Airbus a-t-il une chance de gagner, le mois prochain, le nouvel appel d’offres pour les avions ravitailleurs de l’US Air Force ?

Nous l’avons déjà gagné une fois. Nous pouvons de nouveau l’emporter. Ce sera plus difficile, sans aucun doute. Car, cette fois, Boeing ne nous sous-estime pas. Mais notre offre est excellente.

Airbus est-il sorti du cauchemar de l’A 400 M ?

Nous le serons, une fois signé le nouveau contrat avec les pays clients, probablement d’ici à la fin de cette année. Mais les défis demeureront : le programme est encore en développement, trois appareils seulement volent aujourd’hui. C’est un produit beaucoup plus complexe que l’A 380 compte tenu de l’intégration de systèmes de défense.
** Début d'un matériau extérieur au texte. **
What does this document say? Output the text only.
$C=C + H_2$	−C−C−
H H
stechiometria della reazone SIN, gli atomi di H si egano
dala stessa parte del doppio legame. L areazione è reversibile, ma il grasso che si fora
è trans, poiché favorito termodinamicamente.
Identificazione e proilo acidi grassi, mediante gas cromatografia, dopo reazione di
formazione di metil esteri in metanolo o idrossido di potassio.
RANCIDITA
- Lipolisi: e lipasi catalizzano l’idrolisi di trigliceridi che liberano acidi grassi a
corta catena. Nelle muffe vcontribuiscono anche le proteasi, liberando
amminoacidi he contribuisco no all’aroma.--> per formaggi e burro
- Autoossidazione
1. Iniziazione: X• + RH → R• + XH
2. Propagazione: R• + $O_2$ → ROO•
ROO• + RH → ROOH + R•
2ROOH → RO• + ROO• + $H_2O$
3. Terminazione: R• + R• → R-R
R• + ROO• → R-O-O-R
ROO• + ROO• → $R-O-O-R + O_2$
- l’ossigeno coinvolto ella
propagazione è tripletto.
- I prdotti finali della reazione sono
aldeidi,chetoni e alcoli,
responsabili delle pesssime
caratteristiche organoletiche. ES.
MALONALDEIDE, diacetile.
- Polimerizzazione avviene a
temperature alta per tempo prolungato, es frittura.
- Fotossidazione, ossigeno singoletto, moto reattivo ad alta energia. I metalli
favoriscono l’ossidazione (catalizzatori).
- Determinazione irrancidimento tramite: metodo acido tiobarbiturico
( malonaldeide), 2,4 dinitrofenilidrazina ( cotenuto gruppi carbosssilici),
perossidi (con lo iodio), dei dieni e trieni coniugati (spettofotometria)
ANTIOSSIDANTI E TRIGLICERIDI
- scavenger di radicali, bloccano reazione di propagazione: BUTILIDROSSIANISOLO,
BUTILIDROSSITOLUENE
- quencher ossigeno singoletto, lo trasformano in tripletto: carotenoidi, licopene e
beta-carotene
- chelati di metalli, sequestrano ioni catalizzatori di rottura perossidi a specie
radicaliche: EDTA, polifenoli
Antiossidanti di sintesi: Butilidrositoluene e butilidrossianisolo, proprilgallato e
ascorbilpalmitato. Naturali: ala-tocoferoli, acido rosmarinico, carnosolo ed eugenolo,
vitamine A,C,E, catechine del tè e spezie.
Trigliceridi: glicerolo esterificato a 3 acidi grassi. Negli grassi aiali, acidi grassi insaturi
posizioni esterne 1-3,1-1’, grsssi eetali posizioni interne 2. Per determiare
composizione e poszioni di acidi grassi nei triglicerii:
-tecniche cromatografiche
Dans ce dossier, le président d’EADS, Louis Gallois, a semblé jouer le gentil et vous le méchant. Est-ce votre répartition des rôles ?

Cela ne me dérange pas d’apparaître de temps en temps comme le bad guy. Nous travaillons de façon très étroitement coordonnée avec Louis Gallois sur tous les dossiers clés. Cela a été notre grande force dans cette négociation face à sept gouvernements.

En quarante ans d’existence, Airbus n’a connu que deux patrons allemands. Etonnant, non ?

Il y a eu au cours de ces années tantôt un leadership français, tantôt un leadership allemand. Gérer le groupement d’intérêt économique Airbus avec quatre partenaires, avant 2000, et présider, aujourd’hui, une société intégrée de 52 000 personnes ne se compare pas. Que ce soit un Français, un Allemand ou, qui sait, un Indien dans dix à vingt ans, la nationalité ne doit pas être décisive. La question est de savoir qui a le bon profil pour le poste. Notre équipe de direction est internationale, avec des Français, des Allemands, des Espagnols, des Britanniques et même un Américain ! J’espère que la question de la nationalité deviendra de moins en moins importante chez Airbus à l’avenir.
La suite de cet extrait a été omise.